Byłem w Rosji jako kierowca rezerwowy, więc wiem, jak to wygląda, ale nigdy po nim nie jeździłem. Poznawanie nowego toru to zawsze dobre doświadczenie. Mam nadzieję, że ściganie się tam będzie przyjemne
- powiedział Polak.
Wyścigu w Soczi nie było w kalendarzu, gdy Kubica rywalizował w F1 w latach 2006-10. Pierwsza edycja imprezy odbyła się w październiku 2014 roku. Wówczas triumfował broniący obecnie tytułu i prowadzący w klasyfikacji generalnej Brytyjczyk Lewis Hamilton.
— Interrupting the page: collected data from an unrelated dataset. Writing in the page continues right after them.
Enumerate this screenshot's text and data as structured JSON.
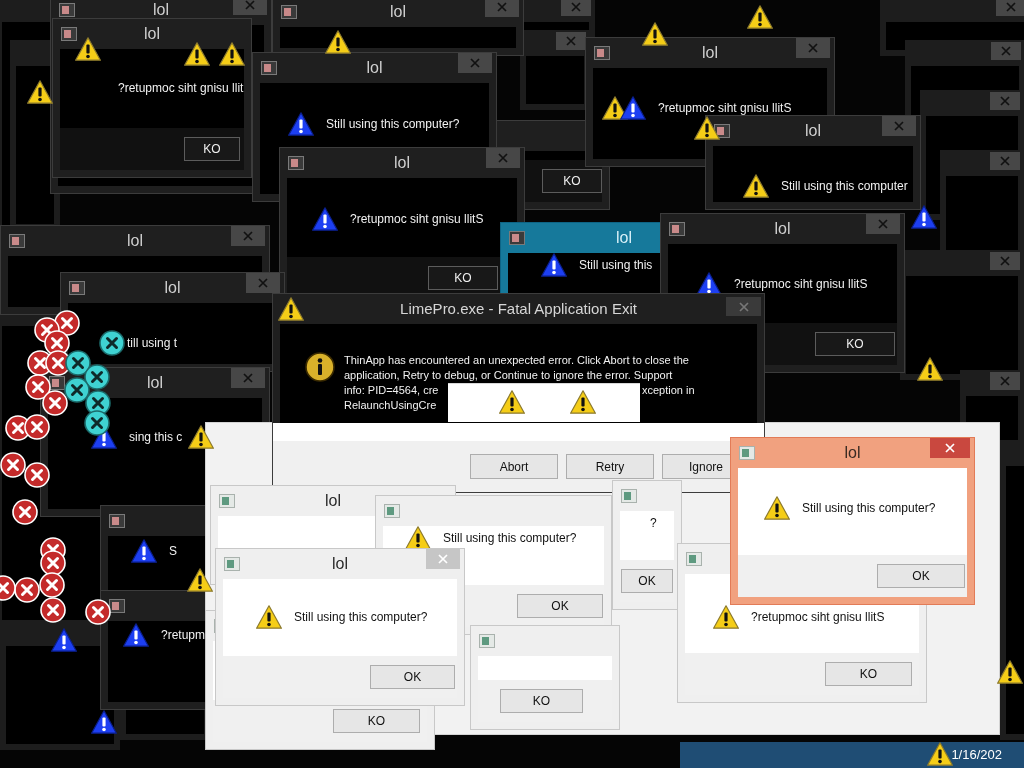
{
  "windows": [
    {
      "kind": "dark",
      "title": "lol"
    },
    {
      "kind": "dark",
      "title": "lol"
    },
    {
      "kind": "dark",
      "title": "lol",
      "message": "?retupmoc siht gnisu llit",
      "buttons": [
        "KO"
      ]
    },
    {
      "kind": "dark",
      "buttons": [
        "KO"
      ]
    },
    {
      "kind": "dark",
      "title": "lol",
      "message": "Still using this computer?"
    },
    {
      "kind": "dark",
      "title": "lol",
      "message": "?retupmoc siht gnisu llitS",
      "buttons": [
        "KO"
      ]
    },
    {
      "kind": "dark",
      "title": "lol"
    },
    {
      "kind": "dark",
      "title": "lol",
      "message": "till using t"
    },
    {
      "kind": "dark",
      "title": "lol",
      "message": "sing this c"
    },
    {
      "kind": "dark",
      "message": "S"
    },
    {
      "kind": "dark",
      "message": "?retupm"
    },
    {
      "kind": "dark",
      "title": "lol",
      "message": "?retupmoc siht gnisu llitS"
    },
    {
      "kind": "dark",
      "title": "lol",
      "message": "Still using this computer"
    },
    {
      "kind": "teal",
      "title": "lol",
      "message": "Still using this"
    },
    {
      "kind": "dark",
      "title": "lol",
      "message": "?retupmoc siht gnisu llitS",
      "buttons": [
        "KO"
      ]
    },
    {
      "kind": "fatal",
      "title": "LimePro.exe - Fatal Application Exit",
      "message_lines": [
        [
          "ThinApp has encountered an unexpected error. Click Abort to close the"
        ],
        [
          "application, Retry to debug, or Continue to ignore the error. Support"
        ],
        [
          "info: PID=4564, cre",
          "xception in"
        ],
        [
          "RelaunchUsingCre"
        ]
      ],
      "buttons": [
        "Abort",
        "Retry",
        "Ignore"
      ]
    },
    {
      "kind": "light",
      "title": "lol"
    },
    {
      "kind": "light",
      "message": "?",
      "buttons": [
        "OK"
      ]
    },
    {
      "kind": "light",
      "message": "Still using this computer?",
      "buttons": [
        "OK"
      ]
    },
    {
      "kind": "light",
      "buttons": [
        "KO"
      ]
    },
    {
      "kind": "light",
      "buttons": [
        "KO"
      ]
    },
    {
      "kind": "light",
      "title": "lol",
      "message": "Still using this computer?",
      "buttons": [
        "OK"
      ]
    },
    {
      "kind": "light",
      "message": "?retupmoc siht gnisu llitS",
      "buttons": [
        "KO"
      ]
    },
    {
      "kind": "orange",
      "title": "lol",
      "message": "Still using this computer?",
      "buttons": [
        "OK"
      ]
    }
  ],
  "taskbar": {
    "clock": "1/16/202"
  }
}
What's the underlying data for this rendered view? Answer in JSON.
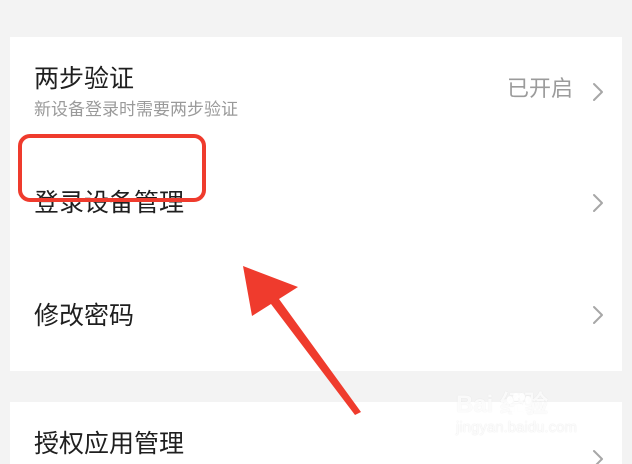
{
  "screen": {
    "background": "#f3f3f3",
    "card_background": "#ffffff",
    "divider_color": "#e7e7e7",
    "annotation_color": "#ef3b2d"
  },
  "settings": {
    "items": [
      {
        "label": "两步验证",
        "description": "新设备登录时需要两步验证",
        "status": "已开启",
        "icon": "chevron-right-icon"
      },
      {
        "label": "登录设备管理",
        "icon": "chevron-right-icon"
      },
      {
        "label": "修改密码",
        "icon": "chevron-right-icon"
      },
      {
        "label": "授权应用管理",
        "icon": "chevron-right-icon"
      }
    ]
  },
  "annotation": {
    "highlight_target": "登录设备管理",
    "arrow_icon": "red-arrow-icon"
  },
  "watermark": {
    "logo_text": "Bai 经验",
    "url": "jingyan.baidu.com",
    "icon": "baidu-paw-icon"
  }
}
Zwyciężył także w 2015 i 2018 roku. Na najwyższym stopniu podium stanęli tam też Niemiec Nico Rosberg (2016) i Fin Valtteri Bottas (2017). Wszyscy reprezentowali barwy Mercedesa.
Leclerc już rok temu jeździł świetnie w Rosji. Teraz za kierownicą Ferrari będzie kandydatem do wygranej
Round the outside, round the outside ???@Charles_Leclerc stole the show with P7 for Sauber in 2018...
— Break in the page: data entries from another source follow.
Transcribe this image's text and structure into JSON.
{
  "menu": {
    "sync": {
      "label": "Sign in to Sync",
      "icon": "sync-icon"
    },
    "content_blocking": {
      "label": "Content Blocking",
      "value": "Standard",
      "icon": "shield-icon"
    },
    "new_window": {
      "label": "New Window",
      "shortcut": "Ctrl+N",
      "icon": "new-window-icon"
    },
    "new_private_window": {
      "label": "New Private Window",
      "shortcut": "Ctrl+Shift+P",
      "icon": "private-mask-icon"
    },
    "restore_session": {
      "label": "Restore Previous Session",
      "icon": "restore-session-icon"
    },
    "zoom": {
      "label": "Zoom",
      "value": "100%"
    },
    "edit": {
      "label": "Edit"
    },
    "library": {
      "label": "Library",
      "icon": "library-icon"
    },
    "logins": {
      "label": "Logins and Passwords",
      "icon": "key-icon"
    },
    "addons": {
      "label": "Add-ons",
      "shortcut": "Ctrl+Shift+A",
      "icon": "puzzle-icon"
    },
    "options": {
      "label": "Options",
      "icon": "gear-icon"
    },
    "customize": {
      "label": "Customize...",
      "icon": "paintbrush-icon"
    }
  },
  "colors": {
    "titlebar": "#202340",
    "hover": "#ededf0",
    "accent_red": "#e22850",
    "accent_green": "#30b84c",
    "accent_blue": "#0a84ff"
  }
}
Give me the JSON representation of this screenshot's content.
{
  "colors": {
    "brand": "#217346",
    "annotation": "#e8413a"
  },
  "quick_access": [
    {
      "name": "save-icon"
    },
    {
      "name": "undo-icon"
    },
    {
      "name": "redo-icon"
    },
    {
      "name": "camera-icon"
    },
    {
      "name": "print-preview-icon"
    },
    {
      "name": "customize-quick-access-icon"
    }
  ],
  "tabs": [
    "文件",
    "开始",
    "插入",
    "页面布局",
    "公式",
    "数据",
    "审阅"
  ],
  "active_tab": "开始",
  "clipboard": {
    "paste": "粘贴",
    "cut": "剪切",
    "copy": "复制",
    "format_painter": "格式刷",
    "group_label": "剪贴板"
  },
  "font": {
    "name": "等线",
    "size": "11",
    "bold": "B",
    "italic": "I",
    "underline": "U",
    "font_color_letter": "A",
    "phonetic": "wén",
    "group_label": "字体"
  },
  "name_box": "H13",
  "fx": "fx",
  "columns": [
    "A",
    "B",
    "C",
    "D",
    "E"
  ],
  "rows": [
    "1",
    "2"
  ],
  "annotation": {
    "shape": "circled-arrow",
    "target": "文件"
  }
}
— Formula 1 (@F1) September 25, 2019
Where will he finish for @ScuderiaFerrari? ?#RussianGP ?? #F1 pic.twitter.com/TjOHmAa2Np
Tym razem jednak Hamilton otwarcie przyznał, że Ferrari jest poważnym zagrożeniem. Kierowcy włoskiego teamu wygrali wszystkie trzy dotychczasowe rundy we wrześniu: w Belgii i we Włoszech triumfował reprezentant Monako Charles Leclerc, a przed tygodniem w Singapurze - Niemiec Sebastian Vettel.
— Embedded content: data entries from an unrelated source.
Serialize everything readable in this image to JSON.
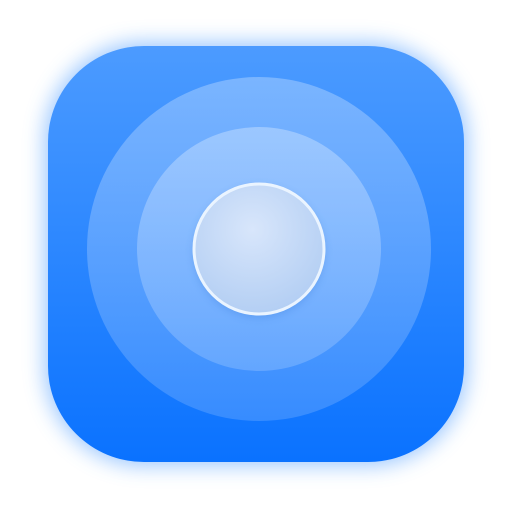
{
  "icon": {
    "name": "concentric-rings-app-icon",
    "colors": {
      "glow": "#4f9dff",
      "tile_top": "#4c9bff",
      "tile_bottom": "#0a72ff",
      "outer_ring": "#8cbcff",
      "middle_ring": "#a9cbff",
      "center_disc": "#c8dcf6",
      "center_rim": "#eaf4ff"
    }
  }
}
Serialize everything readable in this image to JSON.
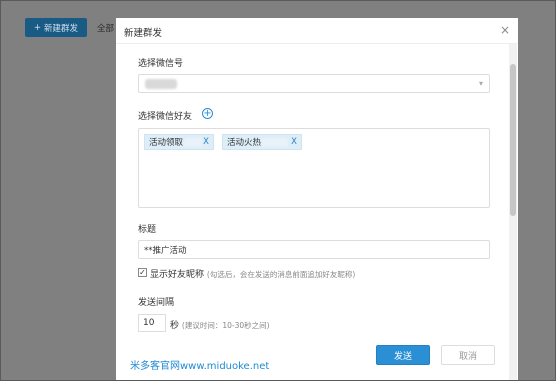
{
  "background": {
    "new_button_icon": "+",
    "new_button_label": "新建群发",
    "tab_label": "全部"
  },
  "dialog": {
    "title": "新建群发",
    "close_icon": "×",
    "wechat_label": "选择微信号",
    "friends_label": "选择微信好友",
    "add_icon": "+",
    "friends": [
      {
        "label": "活动领取",
        "remove": "X"
      },
      {
        "label": "活动火热",
        "remove": "X"
      }
    ],
    "title_label": "标题",
    "title_value": "**推广活动",
    "show_nickname_checked": "✓",
    "show_nickname_label": "显示好友昵称",
    "show_nickname_hint": "(勾选后，会在发送的消息前面追加好友昵称)",
    "interval_label": "发送间隔",
    "interval_value": "10",
    "interval_unit": "秒",
    "interval_hint": "(建议时间：10-30秒之间)",
    "send_button": "发送",
    "cancel_button": "取消"
  },
  "watermark": "米多客官网www.miduoke.net"
}
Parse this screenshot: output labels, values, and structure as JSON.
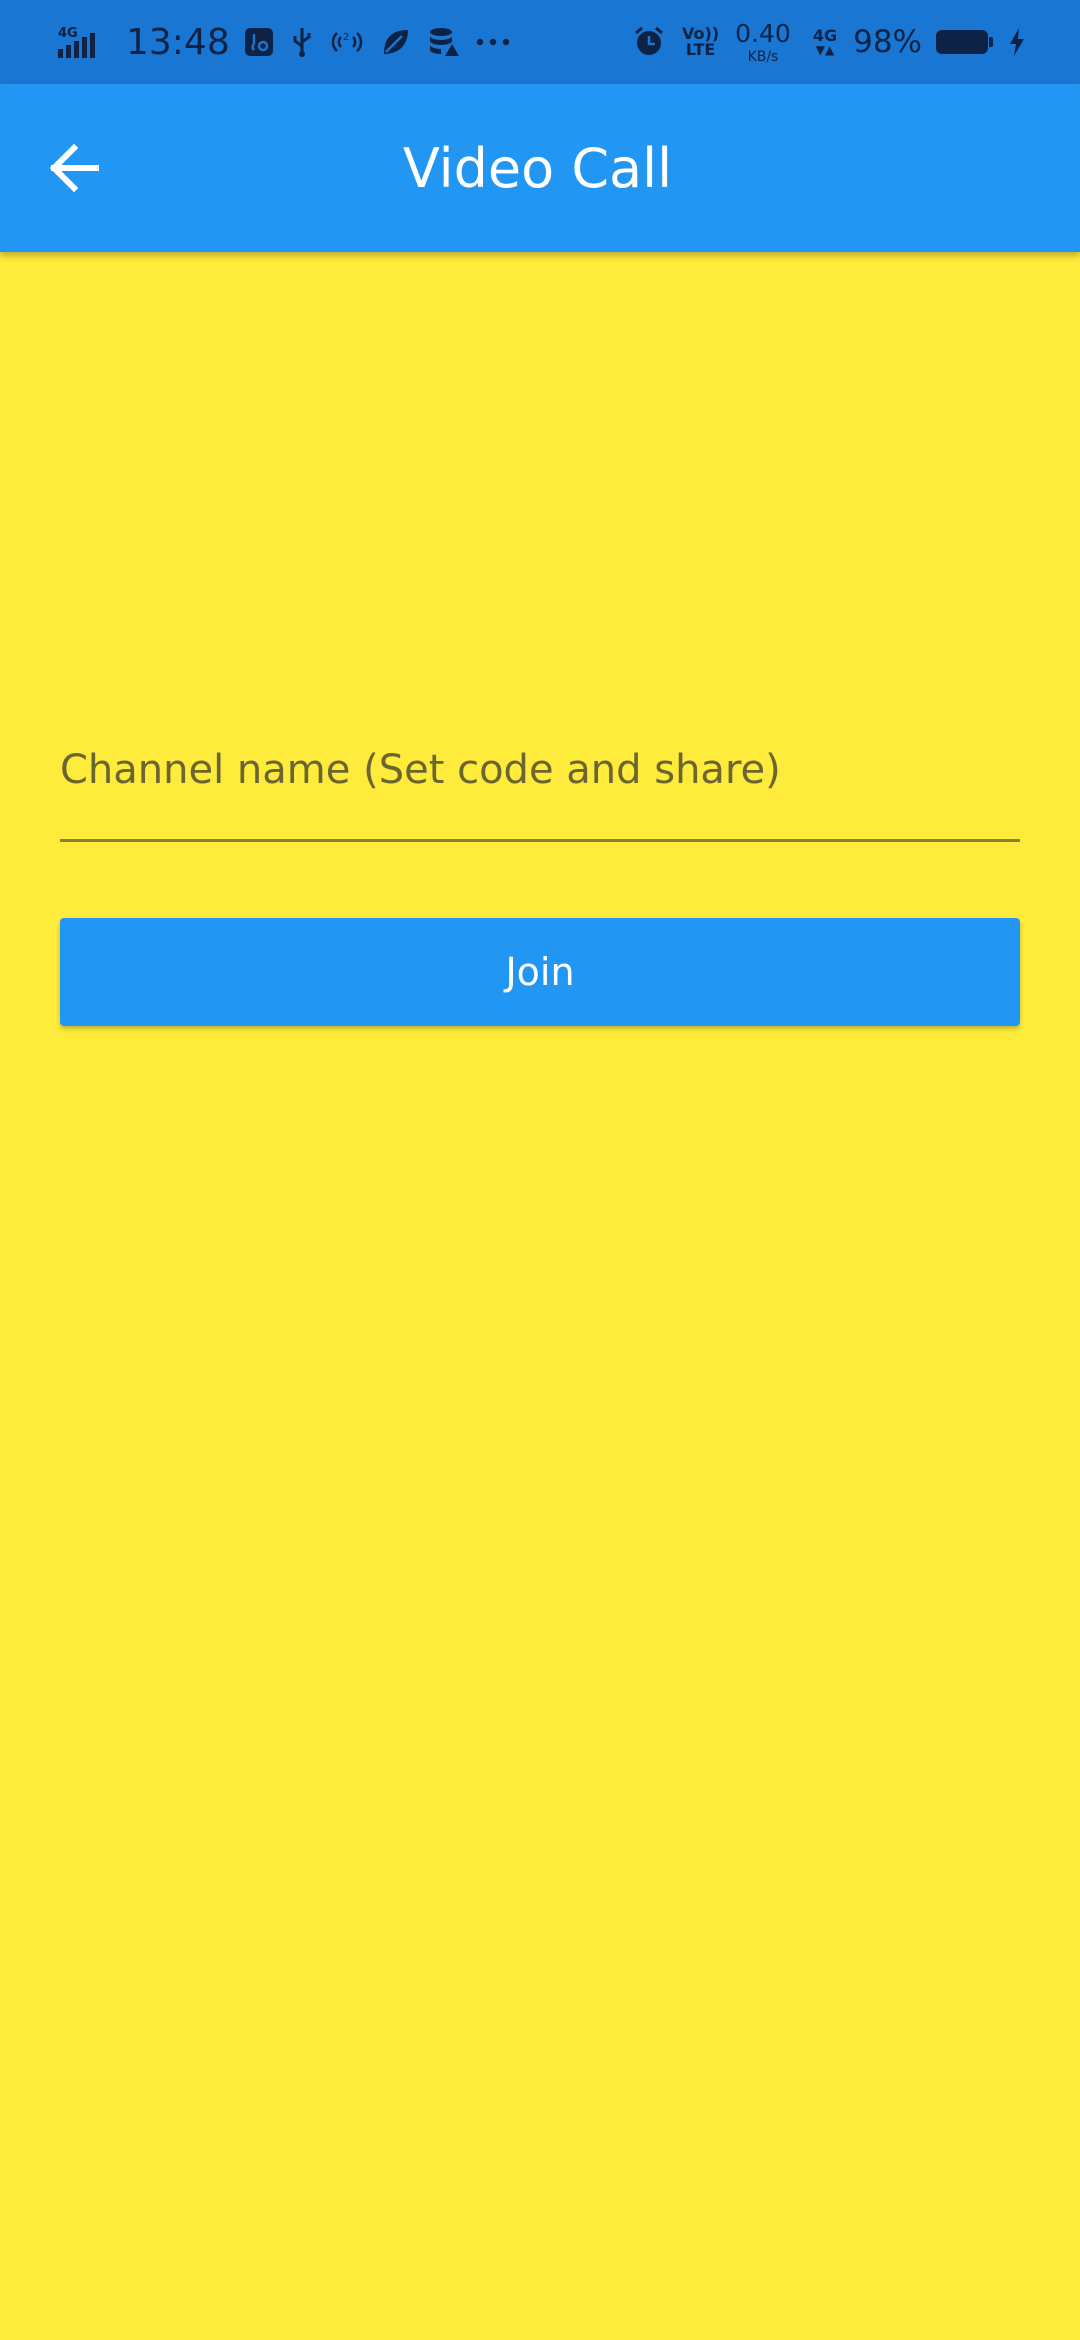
{
  "status_bar": {
    "network_type": "4G",
    "time": "13:48",
    "volte_label": "VoLTE",
    "speed_value": "0.40",
    "speed_unit": "KB/s",
    "network_type_2": "4G",
    "battery_percent": "98%",
    "icons": [
      "signal-icon",
      "usb-debug-icon",
      "usb-icon",
      "hotspot-icon",
      "leaf-icon",
      "data-saver-icon",
      "more-dots-icon",
      "alarm-icon",
      "volte-icon",
      "network-4g-icon",
      "battery-icon",
      "charging-icon"
    ]
  },
  "app_bar": {
    "title": "Video Call",
    "back_icon": "arrow-back-icon"
  },
  "form": {
    "channel_placeholder": "Channel name (Set code and share)",
    "channel_value": "",
    "join_label": "Join"
  },
  "colors": {
    "status_bar_bg": "#1976D2",
    "app_bar_bg": "#2196F3",
    "page_bg": "#FFEB3B",
    "button_bg": "#2196F3",
    "button_text": "#FFFFFF"
  }
}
Oni są opętani głodem sukcesu i dają z siebie absolutnie wszystko. Ich bolidy jeżdżą naprawdę dobrze i będzie trudno ich pokonać w następnych wyścigach.
W Singapurze dopiero po raz drugi w tym sezonie zdarzyło się, że na podium nie było żadnego z kierowców Mercedesa. Wcześniej było tak tylko w Niemczech. Toto Wolff - szef zespołu - przyznał:
Popełniliśmy zbyt wiele błędów, nie wykorzystaliśmy naszych okazji. Jesteśmy tego świadomi. Ale takie trudne chwile sprawiają, że jesteśmy jeszcze silniejsi.
Wydaje się, że nie jest zagrożone zwycięstwo Mercedesa w klasyfikacji konstruktorów - ma 527 punktów, 133 przewagi nad Ferrari. Podobnie jak Hamiltona wśród kierowców - zgromadził 296 pkt, o 65 więcej od kolegi z teamu Bottasa i o 96 od Leclerca i Holendra Maxa Verstappena z Red Bulla. Ferrari nadal chce jednak pokazać, że jest równorzędnym rywalem.
Tradycyjnie na piątek zaplanowane są dwa treningi, a na sobotę - trzecia sesja oraz kwalifikacje. Niedzielny wyścig rozpocznie się o 13.10 czasu polskiego.